Chaque vallon, chaque changement de topographie, chaque rupture de végatation semble influencer les déplacements du gibier.
Une chose est certaine : le terrain est magnifique, mais il ne fera aucun cadeau.
Une première sortie sous la pluie
Le mercredi 3 juin, je décide d’effectuer une première sortie de reconnaissance. Les conditions météo sont loin d’être idéales. Plusieurs jours de pluie se sont succédés et les prévisions annoncent encore des averses. Malgré cela, je quitte le travail plus tôt afin de pouvoir consacrer ma soirée à la découverte du terrain. À peine arrivé sur place, les premières gouttes commencent à tomber.
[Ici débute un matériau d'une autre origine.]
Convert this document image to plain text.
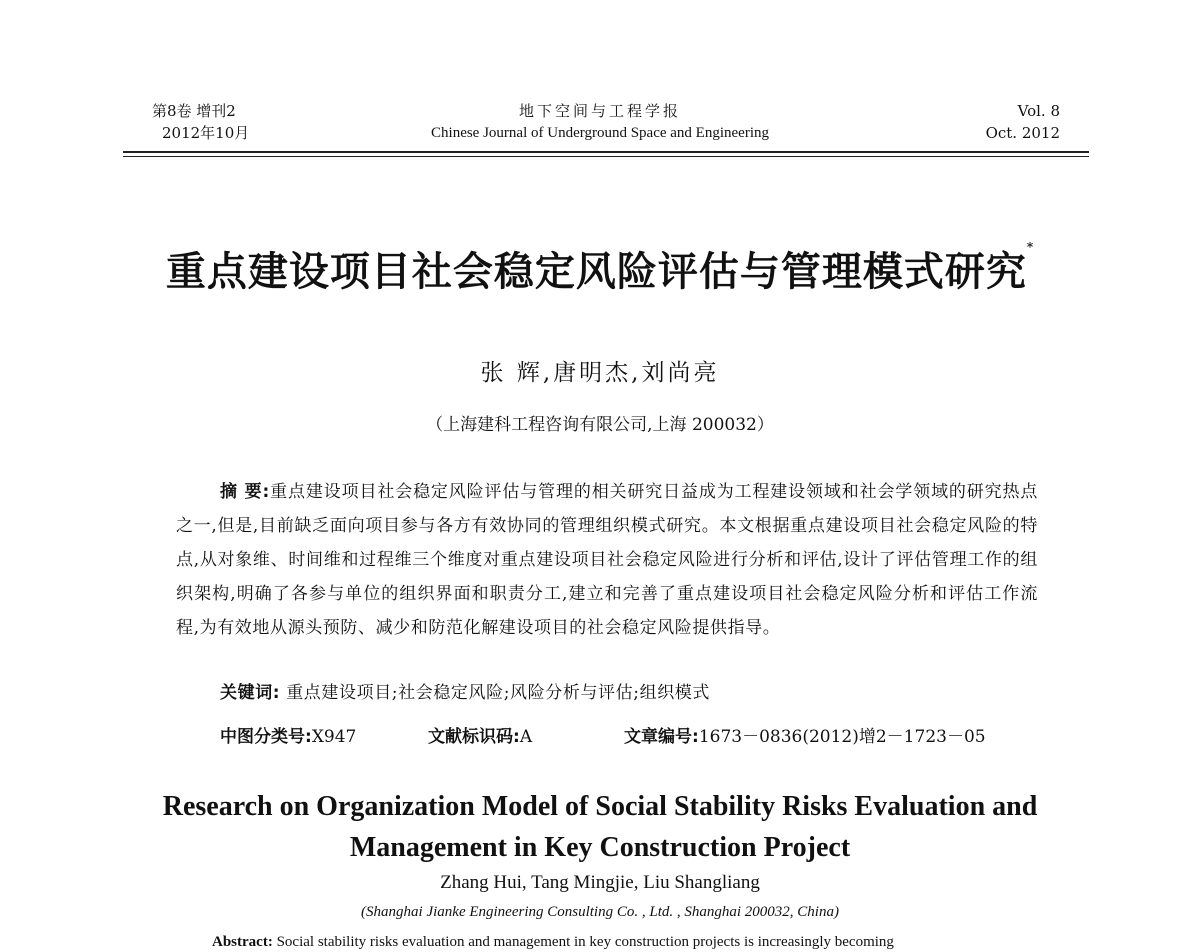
第8卷 增刊2
2012年10月
地下空间与工程学报
Chinese Journal of Underground Space and Engineering
Vol. 8
Oct. 2012
重点建设项目社会稳定风险评估与管理模式研究*
张 辉,唐明杰,刘尚亮
（上海建科工程咨询有限公司,上海 200032）
摘 要:重点建设项目社会稳定风险评估与管理的相关研究日益成为工程建设领域和社会学领域的研究热点之一,但是,目前缺乏面向项目参与各方有效协同的管理组织模式研究。本文根据重点建设项目社会稳定风险的特点,从对象维、时间维和过程维三个维度对重点建设项目社会稳定风险进行分析和评估,设计了评估管理工作的组织架构,明确了各参与单位的组织界面和职责分工,建立和完善了重点建设项目社会稳定风险分析和评估工作流程,为有效地从源头预防、减少和防范化解建设项目的社会稳定风险提供指导。
关键词: 重点建设项目;社会稳定风险;风险分析与评估;组织模式
中图分类号:X947	文献标识码:A	文章编号:1673－0836(2012)增2－1723－05
Research on Organization Model of Social Stability Risks Evaluation and
Management in Key Construction Project
Zhang Hui, Tang Mingjie, Liu Shangliang
(Shanghai Jianke Engineering Consulting Co. , Ltd. , Shanghai 200032, China)
Abstract: Social stability risks evaluation and management in key construction projects is increasingly becoming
Elles ne cesseront pratiquement plus de toute la soirée.
Face à ces conditions, je décide de prospecter une sapinière relativement protégée des intempéries à l’approche.

À pas lents, en contrôlant constamment le vent et en observant chaque indice de présence, je progresse dans le sous-bois. Rapidement, une chevrette apparaît à environ 80 mètres. Le vent est favorable, elle ne détecte pas ma présence, je fais une grande boucle dans la sapinière pour ne pas la déranger. Le reste de la soirée me permet d’identifier plusieurs secteurs intéressants malgré la pluie et le brouillard qui finissent par réduire considérablement la visibilité.
Avant de rentrer, je réalise encore quelques observations depuis les chemins périphériques. Un secteur attire particulièrement mon attention. Des coulées marquées, un vallon encaissé, des changements de végétation et plusieurs zones de remise. Tout semble réuni pour accueillir régulièrement du gibier, ce que me confirme notre garde Eric.
Je note soigneusement l’endroit. Je reviendrai…
En route
Le dimanche 7 juin, toutes les conditions sont enfin réunies pour réaliser un premier véritable affût. Ma compagne reprenant le travail la semaine suivante, les disponibilités allaient rapidement devenir plus limitées. Nous nous organisons donc pour que je puisse profiter de cette soirée.
Mon objectif est clair. Depuis maintenant un an, je poursuis un rêve : prélever mon premier brocard à l’arc. Le sanglier reste une possibilité, mais le brocard demeure mon graal.
J’arrive sur le territoire en fin d’après-midi. Jarno sera également présent ce soir-là sur un autre secteur situé à plusieurs centaines de mètres du mien.
Treestand sur le dos, arc à la main, je m’engage dans le vallon. Rapidement, les premières coulées apparaissent et les indices sont encourageants. Plus j’avance, plus le secteur me plaît.
Le choix du poste
Les coulées m’amènent finalement sur une zone que je trouve particulièrement intéressante. Quelques chênes dispersés, du gagnage naturel, des genêts, des remises proches et plusieurs coulées convergeant vers le même secteur. Il doit s’agir d’un point de passage fréquenté régulièrement.
Je sélectionne soigneusement mon arbre, m’ouvre quelques fenêtres de tir dans la végétation et installe mon climbing à environ cinq mètres du sol. Comme à mon habitude, les distances sont télémétrées, les repères mémorisés et notés pour de futurs affûts.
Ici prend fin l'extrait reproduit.